Temple a mal interprété l’irrégularité sauvage, qu’il a qualifiée de sharawadgi, comme une circonstance heureuse au lieu d’une conception de jardin soigneusement manipulée. Son idée de mettre en évidence les imperfections naturelles et les incohérences spatiales a inspiré la création des « jardins Sharawadgi » du début du XVIIIe siècle en Angleterre. L’exemple le plus célèbre est  » Elysian field  » de William Kent à Stowe House, construit vers 1738.

Le développement de la conception de jardin à la mode « sharawadgi » par Temple a été suivi par l’Enquête philosophique d’Edmund Burke en 1757 sur l’Origine de Nos Idées du Sublime et du Beau.
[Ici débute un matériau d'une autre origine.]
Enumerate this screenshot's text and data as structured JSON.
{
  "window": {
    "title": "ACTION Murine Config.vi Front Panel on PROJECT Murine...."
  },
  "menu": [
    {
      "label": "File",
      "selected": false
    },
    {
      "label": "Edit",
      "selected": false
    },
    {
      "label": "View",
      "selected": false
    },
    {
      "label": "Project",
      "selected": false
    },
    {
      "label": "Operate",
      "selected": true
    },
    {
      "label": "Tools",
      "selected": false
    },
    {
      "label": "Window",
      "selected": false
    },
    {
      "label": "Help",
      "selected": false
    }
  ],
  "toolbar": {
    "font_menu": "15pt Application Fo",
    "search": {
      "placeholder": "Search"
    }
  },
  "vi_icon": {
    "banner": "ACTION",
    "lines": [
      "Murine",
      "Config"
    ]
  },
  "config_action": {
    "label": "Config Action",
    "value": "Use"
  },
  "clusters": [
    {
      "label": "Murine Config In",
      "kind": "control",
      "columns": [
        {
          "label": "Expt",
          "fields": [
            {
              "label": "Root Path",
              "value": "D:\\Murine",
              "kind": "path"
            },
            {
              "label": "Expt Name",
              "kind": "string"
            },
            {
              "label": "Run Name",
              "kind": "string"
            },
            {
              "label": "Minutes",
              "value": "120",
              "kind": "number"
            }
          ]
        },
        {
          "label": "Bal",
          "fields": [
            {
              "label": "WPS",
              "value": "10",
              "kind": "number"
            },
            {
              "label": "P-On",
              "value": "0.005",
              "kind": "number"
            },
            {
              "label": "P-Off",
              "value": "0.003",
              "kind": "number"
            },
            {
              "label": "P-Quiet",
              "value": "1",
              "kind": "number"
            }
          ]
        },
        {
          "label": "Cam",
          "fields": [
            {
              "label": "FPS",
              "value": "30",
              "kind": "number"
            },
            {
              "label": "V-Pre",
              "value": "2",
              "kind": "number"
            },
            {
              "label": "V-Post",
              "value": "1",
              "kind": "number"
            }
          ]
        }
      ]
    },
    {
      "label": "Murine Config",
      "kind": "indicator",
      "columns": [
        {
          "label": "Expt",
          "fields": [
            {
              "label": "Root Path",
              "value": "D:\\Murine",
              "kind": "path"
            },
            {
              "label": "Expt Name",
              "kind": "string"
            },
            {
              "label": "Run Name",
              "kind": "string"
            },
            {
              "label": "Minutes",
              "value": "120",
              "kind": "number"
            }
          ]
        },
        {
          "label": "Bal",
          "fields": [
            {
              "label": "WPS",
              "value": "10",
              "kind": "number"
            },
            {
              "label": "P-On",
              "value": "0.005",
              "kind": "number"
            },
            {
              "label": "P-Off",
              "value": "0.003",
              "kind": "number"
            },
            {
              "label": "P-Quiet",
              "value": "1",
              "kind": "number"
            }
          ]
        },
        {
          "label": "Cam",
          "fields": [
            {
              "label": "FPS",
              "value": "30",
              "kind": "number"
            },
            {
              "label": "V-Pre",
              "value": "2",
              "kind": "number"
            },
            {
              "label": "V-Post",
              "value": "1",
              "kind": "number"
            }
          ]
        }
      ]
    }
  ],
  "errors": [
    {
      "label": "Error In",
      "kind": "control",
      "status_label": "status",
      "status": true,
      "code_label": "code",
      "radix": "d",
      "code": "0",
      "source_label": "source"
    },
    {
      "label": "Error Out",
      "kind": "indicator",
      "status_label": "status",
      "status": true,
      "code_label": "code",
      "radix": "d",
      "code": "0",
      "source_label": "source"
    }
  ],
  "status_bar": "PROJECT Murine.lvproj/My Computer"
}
Burke a suggéré une troisième catégorie comprenant les choses qui n’inspirent ni la crainte du sublime ni le plaisir du beau. Il l’a appelé « le pittoresque » et l’a qualifié de tout ce qui ne peut entrer dans les deux états plus rationnels évoqués par les autres catégories. Une vague d’auteurs anglais commençant par William Gilpin et suivis par Richard Payne Knight, Uvedale Price et Humphrey Repton ont tous appelé à la promotion du pittoresque.
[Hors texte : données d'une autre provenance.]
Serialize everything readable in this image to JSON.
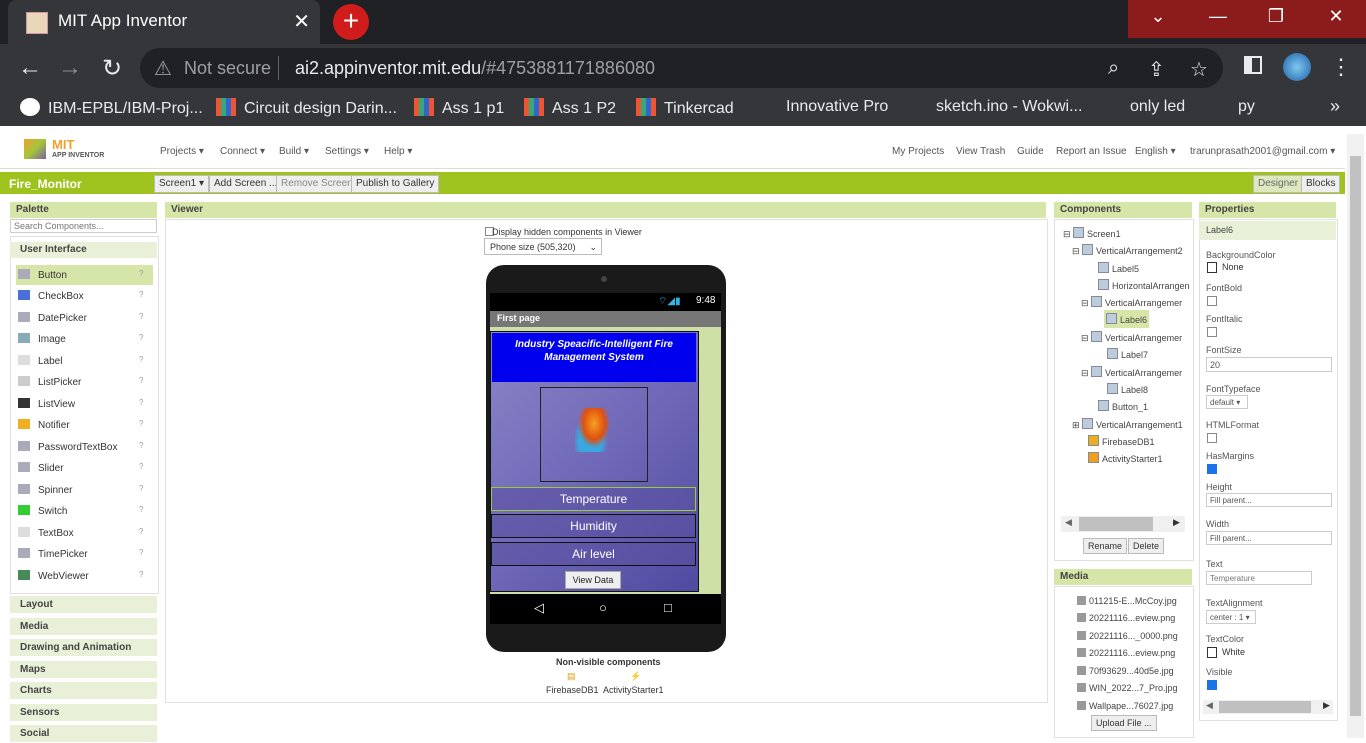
{
  "browser": {
    "tab_title": "MIT App Inventor",
    "tab_close": "✕",
    "new_tab": "+",
    "not_secure": "Not secure",
    "url_domain": "ai2.appinventor.mit.edu",
    "url_rest": "/#4753881171886080",
    "bookmarks": [
      "IBM-EPBL/IBM-Proj...",
      "Circuit design Darin...",
      "Ass 1 p1",
      "Ass 1 P2",
      "Tinkercad",
      "Innovative Pro",
      "sketch.ino - Wokwi...",
      "only led",
      "py"
    ],
    "more": "»"
  },
  "ai": {
    "logo_text": "MIT",
    "logo_sub": "APP INVENTOR",
    "menus": [
      "Projects ▾",
      "Connect ▾",
      "Build ▾",
      "Settings ▾",
      "Help ▾"
    ],
    "right_links": [
      "My Projects",
      "View Trash",
      "Guide",
      "Report an Issue",
      "English ▾",
      "trarunprasath2001@gmail.com ▾"
    ],
    "project_name": "Fire_Monitor",
    "screen_select": "Screen1 ▾",
    "add_screen": "Add Screen ...",
    "remove_screen": "Remove Screen",
    "publish": "Publish to Gallery",
    "designer": "Designer",
    "blocks": "Blocks"
  },
  "palette": {
    "title": "Palette",
    "search_placeholder": "Search Components...",
    "category": "User Interface",
    "items": [
      "Button",
      "CheckBox",
      "DatePicker",
      "Image",
      "Label",
      "ListPicker",
      "ListView",
      "Notifier",
      "PasswordTextBox",
      "Slider",
      "Spinner",
      "Switch",
      "TextBox",
      "TimePicker",
      "WebViewer"
    ],
    "help": "?",
    "categories": [
      "Layout",
      "Media",
      "Drawing and Animation",
      "Maps",
      "Charts",
      "Sensors",
      "Social"
    ]
  },
  "viewer": {
    "title": "Viewer",
    "hidden_label": "Display hidden components in Viewer",
    "size_select": "Phone size (505,320)",
    "time": "9:48",
    "app_title": "First page",
    "heading": "Industry Speacific-Intelligent Fire Management System",
    "buttons": [
      "Temperature",
      "Humidity",
      "Air level"
    ],
    "view_data": "View Data",
    "nonvisible_title": "Non-visible components",
    "nonvisible": [
      "FirebaseDB1",
      "ActivityStarter1"
    ]
  },
  "components": {
    "title": "Components",
    "tree": [
      "Screen1",
      "VerticalArrangement2",
      "Label5",
      "HorizontalArrangen",
      "VerticalArrangemer",
      "Label6",
      "VerticalArrangemer",
      "Label7",
      "VerticalArrangemer",
      "Label8",
      "Button_1",
      "VerticalArrangement1",
      "FirebaseDB1",
      "ActivityStarter1"
    ],
    "rename": "Rename",
    "delete": "Delete"
  },
  "media": {
    "title": "Media",
    "files": [
      "011215-E...McCoy.jpg",
      "20221116...eview.png",
      "20221116..._0000.png",
      "20221116...eview.png",
      "70f93629...40d5e.jpg",
      "WIN_2022...7_Pro.jpg",
      "Wallpape...76027.jpg"
    ],
    "upload": "Upload File ..."
  },
  "properties": {
    "title": "Properties",
    "component": "Label6",
    "background_color_label": "BackgroundColor",
    "background_color": "None",
    "font_bold_label": "FontBold",
    "font_italic_label": "FontItalic",
    "font_size_label": "FontSize",
    "font_size": "20",
    "font_typeface_label": "FontTypeface",
    "font_typeface": "default ▾",
    "html_format_label": "HTMLFormat",
    "has_margins_label": "HasMargins",
    "height_label": "Height",
    "height": "Fill parent...",
    "width_label": "Width",
    "width": "Fill parent...",
    "text_label": "Text",
    "text": "Temperature",
    "text_alignment_label": "TextAlignment",
    "text_alignment": "center : 1 ▾",
    "text_color_label": "TextColor",
    "text_color": "White",
    "visible_label": "Visible",
    "font_bold_checked": false,
    "font_italic_checked": false,
    "html_format_checked": false,
    "has_margins_checked": true,
    "visible_checked": true
  },
  "colors": {
    "green_bar": "#9fc31e",
    "panel_head": "#d6e6a8",
    "heading_blue": "#0000ee"
  }
}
Gilpin a abondamment écrit sur les mérites de visiter la campagne d’Angleterre. Le paysage naturellement morose, escarpé, pastoral et intact du nord de l’Angleterre et de l’Écosse convenait aux classes moyennes montantes, et Gilpin pensait qu’il était presque patriotique de parcourir la patrie au lieu de la tournée historiquement élite des grandes villes européennes. L’un des points communs majeurs du mouvement du style pittoresque est le rôle du voyage et de son intégration dans la conception de sa maison pour renforcer sa position politique et sociale. Une description simple du pittoresque est les qualités visuelles de la nature adaptées à une image. Cependant, la philosophie lockéenne avait libéré la Nature des formes idéales d’allégorie et de poursuite classique, embrassant essentiellement les imperfections des paysages et des plantes. De cette façon, l’idée a dépassé l’étude de grands peintres paysagistes comme Claude Deruet et Nicolas Poussin pour expérimenter la création de paysages épisodiques, évocateurs et contemplatifs dans lesquels des éléments ont été combinés pour leur effet total en tant qu’image individuelle.
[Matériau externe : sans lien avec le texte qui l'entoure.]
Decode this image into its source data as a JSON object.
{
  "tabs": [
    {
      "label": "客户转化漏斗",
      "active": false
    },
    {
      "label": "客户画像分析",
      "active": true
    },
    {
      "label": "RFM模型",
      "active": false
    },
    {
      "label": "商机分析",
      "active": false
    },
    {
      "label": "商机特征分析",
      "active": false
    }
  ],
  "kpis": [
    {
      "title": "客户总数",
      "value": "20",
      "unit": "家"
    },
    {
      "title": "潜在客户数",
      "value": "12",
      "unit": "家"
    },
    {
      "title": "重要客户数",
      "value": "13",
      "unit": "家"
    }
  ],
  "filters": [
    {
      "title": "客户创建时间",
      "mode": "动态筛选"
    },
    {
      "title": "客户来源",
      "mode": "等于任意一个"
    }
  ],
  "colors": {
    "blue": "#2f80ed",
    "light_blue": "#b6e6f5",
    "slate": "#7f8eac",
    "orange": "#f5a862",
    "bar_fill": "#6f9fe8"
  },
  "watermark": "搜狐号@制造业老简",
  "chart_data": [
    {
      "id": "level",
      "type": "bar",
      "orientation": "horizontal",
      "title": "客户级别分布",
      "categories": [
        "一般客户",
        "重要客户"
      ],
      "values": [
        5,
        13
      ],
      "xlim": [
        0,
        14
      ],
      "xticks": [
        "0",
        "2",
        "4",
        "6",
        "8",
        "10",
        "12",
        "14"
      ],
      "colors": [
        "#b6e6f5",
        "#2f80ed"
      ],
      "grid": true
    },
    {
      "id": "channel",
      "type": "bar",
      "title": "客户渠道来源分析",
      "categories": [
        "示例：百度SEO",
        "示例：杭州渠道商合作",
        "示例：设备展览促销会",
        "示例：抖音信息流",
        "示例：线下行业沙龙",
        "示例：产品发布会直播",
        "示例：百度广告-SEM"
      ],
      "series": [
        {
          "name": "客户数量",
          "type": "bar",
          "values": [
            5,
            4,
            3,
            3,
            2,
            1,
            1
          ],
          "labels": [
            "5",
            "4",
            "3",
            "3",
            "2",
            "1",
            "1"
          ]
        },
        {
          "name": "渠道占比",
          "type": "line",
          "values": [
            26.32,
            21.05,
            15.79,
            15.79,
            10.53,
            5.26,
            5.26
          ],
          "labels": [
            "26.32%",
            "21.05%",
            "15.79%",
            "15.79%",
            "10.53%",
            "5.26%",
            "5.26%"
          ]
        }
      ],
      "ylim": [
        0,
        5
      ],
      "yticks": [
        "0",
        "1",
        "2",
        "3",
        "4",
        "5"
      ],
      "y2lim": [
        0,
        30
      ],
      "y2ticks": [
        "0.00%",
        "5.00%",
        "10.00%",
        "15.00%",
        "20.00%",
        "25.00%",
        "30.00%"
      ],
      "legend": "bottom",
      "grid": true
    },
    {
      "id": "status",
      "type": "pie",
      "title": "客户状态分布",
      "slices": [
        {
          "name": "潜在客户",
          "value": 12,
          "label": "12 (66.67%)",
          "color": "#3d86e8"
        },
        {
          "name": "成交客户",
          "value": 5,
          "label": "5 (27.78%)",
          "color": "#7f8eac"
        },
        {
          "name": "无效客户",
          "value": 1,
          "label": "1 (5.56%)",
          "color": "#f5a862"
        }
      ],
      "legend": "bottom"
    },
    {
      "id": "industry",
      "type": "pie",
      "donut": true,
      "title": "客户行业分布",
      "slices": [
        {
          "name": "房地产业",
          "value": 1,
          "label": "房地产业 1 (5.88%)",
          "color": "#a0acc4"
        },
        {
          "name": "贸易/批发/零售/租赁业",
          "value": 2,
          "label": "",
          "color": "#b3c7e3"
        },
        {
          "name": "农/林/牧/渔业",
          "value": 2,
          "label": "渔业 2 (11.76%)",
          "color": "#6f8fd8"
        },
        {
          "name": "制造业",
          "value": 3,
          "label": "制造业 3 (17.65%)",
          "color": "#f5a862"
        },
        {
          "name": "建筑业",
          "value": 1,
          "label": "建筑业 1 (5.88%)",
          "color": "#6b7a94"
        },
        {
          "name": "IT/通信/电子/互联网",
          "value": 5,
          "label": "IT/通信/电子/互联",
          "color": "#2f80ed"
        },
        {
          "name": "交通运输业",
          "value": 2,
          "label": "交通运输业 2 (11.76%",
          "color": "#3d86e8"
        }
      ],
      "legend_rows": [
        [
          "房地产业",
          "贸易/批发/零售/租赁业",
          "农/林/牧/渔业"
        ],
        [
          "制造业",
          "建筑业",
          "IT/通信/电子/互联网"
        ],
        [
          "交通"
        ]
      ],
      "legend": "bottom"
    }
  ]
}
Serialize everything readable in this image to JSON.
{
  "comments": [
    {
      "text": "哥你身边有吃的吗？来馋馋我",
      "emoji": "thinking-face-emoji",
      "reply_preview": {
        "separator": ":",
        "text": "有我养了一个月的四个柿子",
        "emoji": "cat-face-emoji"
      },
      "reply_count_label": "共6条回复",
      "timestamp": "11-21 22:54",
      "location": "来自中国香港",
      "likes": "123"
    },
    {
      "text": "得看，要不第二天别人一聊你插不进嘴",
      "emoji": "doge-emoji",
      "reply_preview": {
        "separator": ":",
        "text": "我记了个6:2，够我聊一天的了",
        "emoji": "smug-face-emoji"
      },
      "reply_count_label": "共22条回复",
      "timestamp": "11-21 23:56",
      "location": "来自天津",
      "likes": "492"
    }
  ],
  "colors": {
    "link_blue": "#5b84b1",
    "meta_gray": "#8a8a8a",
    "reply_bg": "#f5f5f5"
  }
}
Le style pittoresque dans le jardinage paysager était une manipulation consciente de la nature pour créer des avant—plans, des milieux et des arrière-plans dans le but de mettre en évidence une sélection d’éléments formels provocateurs – en bref l’appropriation ultérieure de Humphrey Repton. Il est unique qu’une idée sur le design appliqué (Sharawadgi) ait été diffusée, ce qui a abouti à une typologie de jardins qui a servi de précurseur au style pittoresque. Ces préférences esthétiques étaient motivées par des déclarations nationalistes consistant à incorporer des biens et des paysages de son propre pays, à encadrer les mécanismes qui dictent l’expérience globale et à embrasser simultanément des qualités irrégulières tout en manipulant le paysage « naturel » pour les promouvoir. L’importance de cette comparaison réside dans son emplacement au début du modernisme et de la modernisation, marquant une période où la Nature était autorisée à devenir moins ordonnée mathématiquement mais où l’intervention était toujours primordiale mais pouvait être masquée compositionnellement et peu après technologiquement comme dans le Parc des Buttes Chaumont d’Adolphe Alphand et Central Park de Frederick Law Olmsted.